So I have a Competency collection created that contains keyword and skills as a property. I then proceeded to add 2 data that are unrelated with each other. Then I fetch those 2 data back from weaviate alongside their vectors and then perform cosine similarity. However, I’m getting a higher score in the similarity even though those are unrelated with each other. Below is my setup:
import weaviate
import weaviate.classes.config as wc
headers = {"X-OpenAI-Api-Key": os.getenv("OPENAI_API_KEY")}
client = weaviate.connect_to_wcs(
cluster_url=os.getenv("WEAVIATE_URL"),
auth_credentials=weaviate.auth.AuthApiKey(os.getenv("WEAVIATE_API_KEY")),
headers=headers,
)
#creating the competency collection
client.collections.create(
name="Competency",
properties=[
wc.Property(
name="keyword", data_type=wc.DataType.TEXT
),
wc.Property(
name="tags", data_type=wc.DataType.TEXT
),
],
# Define the vectorizer module
vectorizer_config=wc.Configure.Vectorizer.text2vec_openai(),
# Define the generative module
generative_config=wc.Configure.Generative.openai(),
)
# adding 2 unrelated data to the collection
competency = client.collections.get("Competency")
competency.data.insert(
properties={"keyword": "sleeping", "tags": "skill"},
)
competency.data.insert(
properties={"keyword": "python programming", "tags": "skill"},
)
# getting the objects added
vectors = []
for item in competency.iterator(include_vector=True ):
print(item.vector)
vectors.append(item.vector)
# performing similarity between the 2 vectors
from numpy import dot
from numpy.linalg import norm
def cosine_similarity(v1, v2):
return dot(v1, v2) / (norm(v1) * norm(v2))
similarity = cosine_similarity(vectors[0]['default'], vectors[1]['default'])
print(similarity) #outputs 0.9069379570795515
The reason, you get such a high similarity is because both the keyword and tags get vectorised together, and due to similarity of both "tags": "skill" you get similar vectors.
Skip Vectorization
You can configure your collection to vectorize specific properties, using skip_vectorization on your properties, like this:
from weaviate.classes.config import Configure, Property, DataType
client.collections.create(
name="Competency",
properties=[
Property(
name="keyword", data_type=DataType.TEXT
),
Property(
name="tags", data_type=DataType.TEXT, skip_vectorization=True # <== don't vectorize this property
),
],
# Define the vectorizer module
vectorizer_config=Configure.Vectorizer.text2vec_openai(),
# Define the generative module
generative_config=Configure.Generative.openai(),
)
Named Vectors with Source Properties
Or you can use named vectors and source_properties (my preference), like this:
from weaviate.classes.config import Configure, Property, DataType
client.collections.create(
name="Competency",
properties=[
Property(
name="keyword", data_type=DataType.TEXT
),
Property(
name="tags", data_type=DataType.TEXT
),
],
# Define the vectorizer module
vectorizer_config=[
Configure.NamedVectors.text2vec_openai(
name="default",
source_properties=["keyword"], # <== list the properties to be used for vectorization
)
],
# Define the generative module
generative_config=Configure.Generative.openai(),
)
Hi @sebawita , I tried by even removing the tags property and create the collection only with the keyword property.

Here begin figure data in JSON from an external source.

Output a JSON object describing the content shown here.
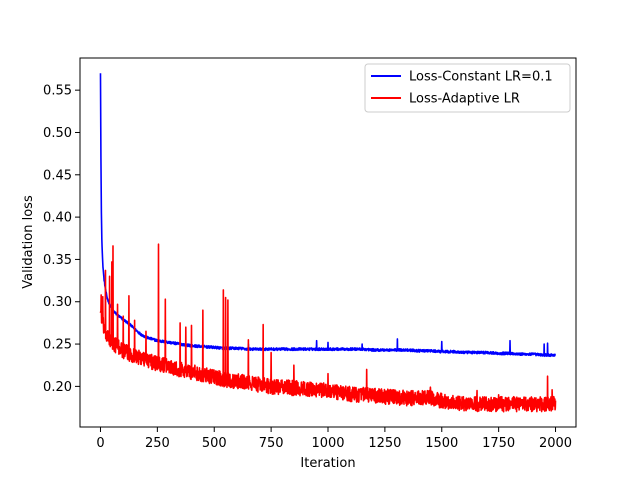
{
  "chart_data": {
    "type": "line",
    "title": "",
    "xlabel": "Iteration",
    "ylabel": "Validation loss",
    "xlim": [
      -90,
      2090
    ],
    "ylim": [
      0.152,
      0.588
    ],
    "xticks": [
      0,
      250,
      500,
      750,
      1000,
      1250,
      1500,
      1750,
      2000
    ],
    "yticks": [
      0.2,
      0.25,
      0.3,
      0.35,
      0.4,
      0.45,
      0.5,
      0.55
    ],
    "xtick_labels": [
      "0",
      "250",
      "500",
      "750",
      "1000",
      "1250",
      "1500",
      "1750",
      "2000"
    ],
    "ytick_labels": [
      "0.20",
      "0.25",
      "0.30",
      "0.35",
      "0.40",
      "0.45",
      "0.50",
      "0.55"
    ],
    "grid": false,
    "legend": "top-right",
    "series": [
      {
        "name": "Loss-Constant LR=0.1",
        "color": "#0000ff",
        "x": [
          0,
          2,
          4,
          6,
          8,
          10,
          15,
          20,
          25,
          30,
          40,
          50,
          60,
          80,
          100,
          125,
          150,
          175,
          200,
          250,
          300,
          350,
          400,
          450,
          500,
          550,
          600,
          650,
          700,
          750,
          800,
          850,
          900,
          950,
          1000,
          1050,
          1100,
          1150,
          1200,
          1250,
          1300,
          1350,
          1400,
          1450,
          1500,
          1550,
          1600,
          1650,
          1700,
          1750,
          1800,
          1850,
          1900,
          1950,
          2000
        ],
        "y": [
          0.57,
          0.47,
          0.405,
          0.375,
          0.358,
          0.345,
          0.328,
          0.318,
          0.31,
          0.304,
          0.297,
          0.292,
          0.288,
          0.283,
          0.279,
          0.274,
          0.268,
          0.262,
          0.258,
          0.254,
          0.252,
          0.25,
          0.248,
          0.247,
          0.246,
          0.245,
          0.245,
          0.244,
          0.244,
          0.244,
          0.244,
          0.244,
          0.244,
          0.244,
          0.244,
          0.244,
          0.244,
          0.244,
          0.243,
          0.243,
          0.243,
          0.243,
          0.242,
          0.242,
          0.241,
          0.241,
          0.24,
          0.24,
          0.24,
          0.239,
          0.239,
          0.238,
          0.238,
          0.237,
          0.237
        ],
        "noise": 0.003,
        "spikes": [
          [
            950,
            0.254
          ],
          [
            1305,
            0.256
          ],
          [
            1500,
            0.253
          ],
          [
            1800,
            0.254
          ],
          [
            1950,
            0.25
          ],
          [
            1965,
            0.251
          ],
          [
            650,
            0.25
          ],
          [
            1000,
            0.252
          ],
          [
            1150,
            0.25
          ]
        ]
      },
      {
        "name": "Loss-Adaptive LR",
        "color": "#ff0000",
        "x": [
          0,
          10,
          20,
          30,
          50,
          75,
          100,
          150,
          200,
          250,
          300,
          350,
          400,
          450,
          500,
          550,
          600,
          650,
          700,
          750,
          800,
          850,
          900,
          950,
          1000,
          1050,
          1100,
          1150,
          1200,
          1250,
          1300,
          1350,
          1400,
          1450,
          1500,
          1550,
          1600,
          1650,
          1700,
          1750,
          1800,
          1850,
          1900,
          1950,
          2000
        ],
        "y": [
          0.29,
          0.275,
          0.263,
          0.258,
          0.252,
          0.247,
          0.242,
          0.236,
          0.231,
          0.227,
          0.224,
          0.22,
          0.217,
          0.214,
          0.211,
          0.208,
          0.206,
          0.204,
          0.202,
          0.2,
          0.199,
          0.198,
          0.197,
          0.196,
          0.195,
          0.193,
          0.191,
          0.19,
          0.189,
          0.188,
          0.187,
          0.186,
          0.186,
          0.186,
          0.183,
          0.181,
          0.179,
          0.179,
          0.179,
          0.179,
          0.179,
          0.179,
          0.179,
          0.179,
          0.18
        ],
        "noise": 0.009,
        "spikes": [
          [
            3,
            0.308
          ],
          [
            10,
            0.306
          ],
          [
            22,
            0.337
          ],
          [
            40,
            0.33
          ],
          [
            50,
            0.347
          ],
          [
            55,
            0.366
          ],
          [
            75,
            0.297
          ],
          [
            100,
            0.283
          ],
          [
            125,
            0.307
          ],
          [
            150,
            0.278
          ],
          [
            200,
            0.265
          ],
          [
            255,
            0.368
          ],
          [
            285,
            0.303
          ],
          [
            350,
            0.275
          ],
          [
            375,
            0.27
          ],
          [
            400,
            0.272
          ],
          [
            450,
            0.29
          ],
          [
            540,
            0.314
          ],
          [
            550,
            0.305
          ],
          [
            560,
            0.302
          ],
          [
            650,
            0.255
          ],
          [
            715,
            0.273
          ],
          [
            750,
            0.24
          ],
          [
            850,
            0.225
          ],
          [
            1000,
            0.215
          ],
          [
            1170,
            0.22
          ],
          [
            1450,
            0.199
          ],
          [
            1655,
            0.195
          ],
          [
            1750,
            0.19
          ],
          [
            1965,
            0.212
          ],
          [
            1985,
            0.196
          ]
        ]
      }
    ]
  }
}
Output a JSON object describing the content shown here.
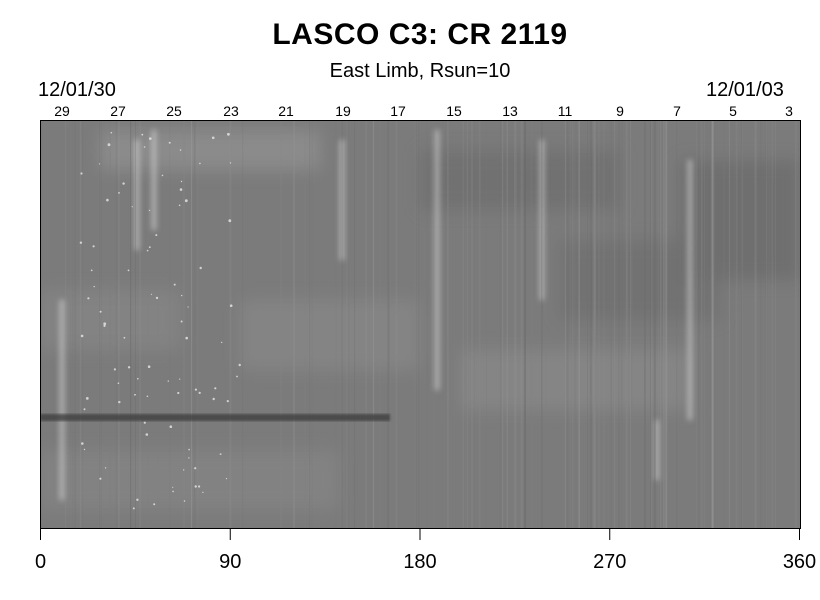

I’m still getting a very high cosine similarity.
Another thing you can try. By default Weaviate uses the property name as part of the content to be vectorised. I am not sure how much this affects the generated vector, but you can change it with vectorize_property_name on the property like this:
client.collections.create(
name="Competency",
properties=[
Property(
name="keyword", data_type=DataType.TEXT, vectorize_property_name=False # <== don't vectorize the property name
),
Property(
name="tags", data_type=DataType.TEXT, skip_vectorization=True # <== don't vectorize this property
),
],
# Define the vectorizer module
vectorizer_config=Configure.Vectorizer.text2vec_openai(),
# Define the generative module
generative_config=Configure.Generative.openai(),
)
If your similarity is still too similar, this is mostly due to the model used, as Weaviate only asks (in this case) OpenAI to generate vectors. So, you would get the same results even if you call OpenAI APIs directly.
Also, in some cases models perform better when your input text is longer vs one-word content. But I am not sure how OpenAI Ada performs with short vs long content.
I removed the tags property entirely so that keywords will be the only ones available. I also did try embedding directly using OpenAi instead of through weaviate and the cosine similarity of the returned vectors does correctly translate to how the vectors are related. So I’m not sure how using weaviate is returning such a high cosine similarity for unrelated keywords.